Tuesday, September 22, 2009

Holy crap! THIS is sobering!


Sandhill Crane
Originally uploaded by Laura Erickson
You know how Google puts those context ads on the side of some pages, hoping you'll click? Well, I was helping my Whooping Crane buddy post the previous blog post, and lo and behold there was a link to "Crane Hunting." Oh, man--I thought it was going to be filled with leads on where Whoopers could find blue crabs and where I could hunt for the most succulent tubers. My heart leapt--and I clicked.

Oh, NOOOOOOOOOOO! I felt just like poor Mr. Bill, knocked flat, when I saw what it was linking to. A page with "human" beings (ahem--where DID the word "humane" originate?) each holding not just one, but two or more dead Sandhill Cranes in their grubby paws, killed in what is called a "canned hunt." Every one of those dead birds with some poor widow or widower flying about, utterly bereft, all so people can have what? A photo op showing a bunch of them with way more than they can eat. They looked like the worst sort of rapacious killers--I mean, not even weasels and raccoons kill so many at one time! The advertiser was exulting not in providing a quality experience out of doors with nature and beauty, but a shooting fest where they practically guarantee that hunters will not just get one crane, but get the legal limit, "beverages included."

Human hunters are each allowed by U.S. and Texas law to kill up to three cranes every day, and up to six total. Remind me to stop migrating through Texas!

And you know how they get those cranes? They trick them by using taxidermist "prepared" dead birds to make the living cranes think, "Oh, look--there's George and Martha! Let's go down and say hi!" and BAM! If that isn't desecration of bodies, and for the worst possible reason, I don't know what is.

And don't tell me these people are hunting because they're hungry. They charge $250 per day per person (with a three-person minimum) to do these canned hunts. You could buy an awful lot of free-range, organic chicken for $250! And don't tell me they do it for some splendid outdoor experience. The website says, "While crane hunting our hunters enjoy roomy comfortable A-frame and hay bale blinds."
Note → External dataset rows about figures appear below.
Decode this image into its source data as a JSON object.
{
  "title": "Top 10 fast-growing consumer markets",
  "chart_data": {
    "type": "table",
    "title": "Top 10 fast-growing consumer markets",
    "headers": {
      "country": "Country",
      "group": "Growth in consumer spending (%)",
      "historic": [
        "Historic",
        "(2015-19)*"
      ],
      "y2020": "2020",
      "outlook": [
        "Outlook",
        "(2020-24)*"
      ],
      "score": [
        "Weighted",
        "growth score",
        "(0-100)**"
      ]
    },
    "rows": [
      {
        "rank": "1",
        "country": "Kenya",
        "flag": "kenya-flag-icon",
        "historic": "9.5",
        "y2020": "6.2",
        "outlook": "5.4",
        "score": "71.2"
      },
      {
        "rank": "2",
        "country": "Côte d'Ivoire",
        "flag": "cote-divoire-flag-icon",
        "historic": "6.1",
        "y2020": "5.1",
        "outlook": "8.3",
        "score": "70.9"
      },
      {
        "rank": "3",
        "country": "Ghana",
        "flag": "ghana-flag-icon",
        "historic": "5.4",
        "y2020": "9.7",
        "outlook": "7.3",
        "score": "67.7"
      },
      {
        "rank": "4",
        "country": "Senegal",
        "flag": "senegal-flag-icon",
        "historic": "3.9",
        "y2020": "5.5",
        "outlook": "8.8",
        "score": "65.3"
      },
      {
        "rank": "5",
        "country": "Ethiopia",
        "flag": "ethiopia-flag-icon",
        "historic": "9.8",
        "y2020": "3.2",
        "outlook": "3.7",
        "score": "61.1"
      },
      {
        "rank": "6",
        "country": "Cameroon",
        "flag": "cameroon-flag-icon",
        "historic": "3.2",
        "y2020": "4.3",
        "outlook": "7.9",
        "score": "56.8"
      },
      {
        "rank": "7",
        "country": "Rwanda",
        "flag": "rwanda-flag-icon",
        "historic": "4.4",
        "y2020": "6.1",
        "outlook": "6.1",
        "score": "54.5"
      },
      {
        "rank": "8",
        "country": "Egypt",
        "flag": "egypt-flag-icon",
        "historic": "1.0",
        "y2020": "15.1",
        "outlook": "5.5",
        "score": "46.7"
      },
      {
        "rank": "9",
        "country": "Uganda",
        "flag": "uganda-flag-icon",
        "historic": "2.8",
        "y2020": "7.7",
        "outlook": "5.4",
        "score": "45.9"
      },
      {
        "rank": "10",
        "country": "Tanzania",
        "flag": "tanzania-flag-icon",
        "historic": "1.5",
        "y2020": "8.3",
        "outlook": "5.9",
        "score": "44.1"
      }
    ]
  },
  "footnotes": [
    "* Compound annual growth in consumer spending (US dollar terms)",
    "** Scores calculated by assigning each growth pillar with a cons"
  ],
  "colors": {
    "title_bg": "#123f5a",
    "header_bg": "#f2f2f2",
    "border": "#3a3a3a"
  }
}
It's enough to make a grown bird cry. And it's an excellent reminder that when you see those google ads, DON'T click!!!!

7 comments:

Marty said...

I thought that cranes were protected - weren't whooping cranes, in particular, endangered? I have a hard time thinking that most hunters can tell the two apart at the heights that cranes would fly.

But I'm even more appalled by the canned hunt aspect - those aren't hunters, those are asshats with guns.

Sandy Crane said...

Whooping Cranes are indeed endangered by any standards, including the US governments. And this hunt is on the Texas panhandle, so the probability is low, though not non-existant, that a Whooper would be going through. But it still sucks, if you ask me.

Sandy Crane said...

Someone said I shouldn't be picking on hunters--it's not like we cranes don't eat our share of critters ourselves. But we have to work at our living--to actually hunt down our prey. This google ad was for people who don't want to work at it--they want to sit in comfort and let the birds come to them. It's called a canned hunt, and I don't think participants deserve the name "hunter." They're shooters.

Hugh said...

...or you could click on the ad many many times and get your flockmates to click as well. every time you click, money comes out of the hunt operator's budget...

Carmen Raven said...

Now that's a clever concept!

Laura Erickson said...

Sheri Williamson made the excellent points in Facebook that this isn't really a canned hunt (where they're using captive bred birds), and that many hunters would legitimately consider this an honest and reasonable hunt.

But in my mind, even though this is clearly not hurting crane populations (which are actually increasing), it is different from most hunting because 1) cranes mate for life and seem to actually mourn the loss of their mate; 2) a great deal of crane protection and the turn-around from their decline came from funding by birders and environmentalists protecting staging grounds along the Platte River and other areas, and from farmers who tolerate the cranes eating their waste corn. Of course, major protection comes from hunters and wise birders who purchase Duck Stamps, which are responsible for protecting and obtaining new habitat in the National Wildlife Refuges where many crane populations spend a lot of their time.

As Sandy Crane noted, hunting isn't a bad thing. Birds as well as humans kill and eat living animals. But human hunting is no longer a necessary activity for providing food on the table. It is sport. Again, if you've ever watched a Peregrine or Merlin closing in on prey, even a non-hunter can appreciate the exhilaration and sporting nature of hunting. But seeing a bunch of grown men holding up dead birds seems more weaselly than exhilarating, especially because shooting at birds flying over, drawn to professionally created decoys set out by the owners of this hunting retreat, seems the opposite of what a Peregrine does, matching his/her own wits and skills against the prey, not hiring someone to lure in birds.

TR Ryan said...

In Oklahoma you can kill up to six per year. And the cost for the permit to kill six - $3. Tragic on many levels.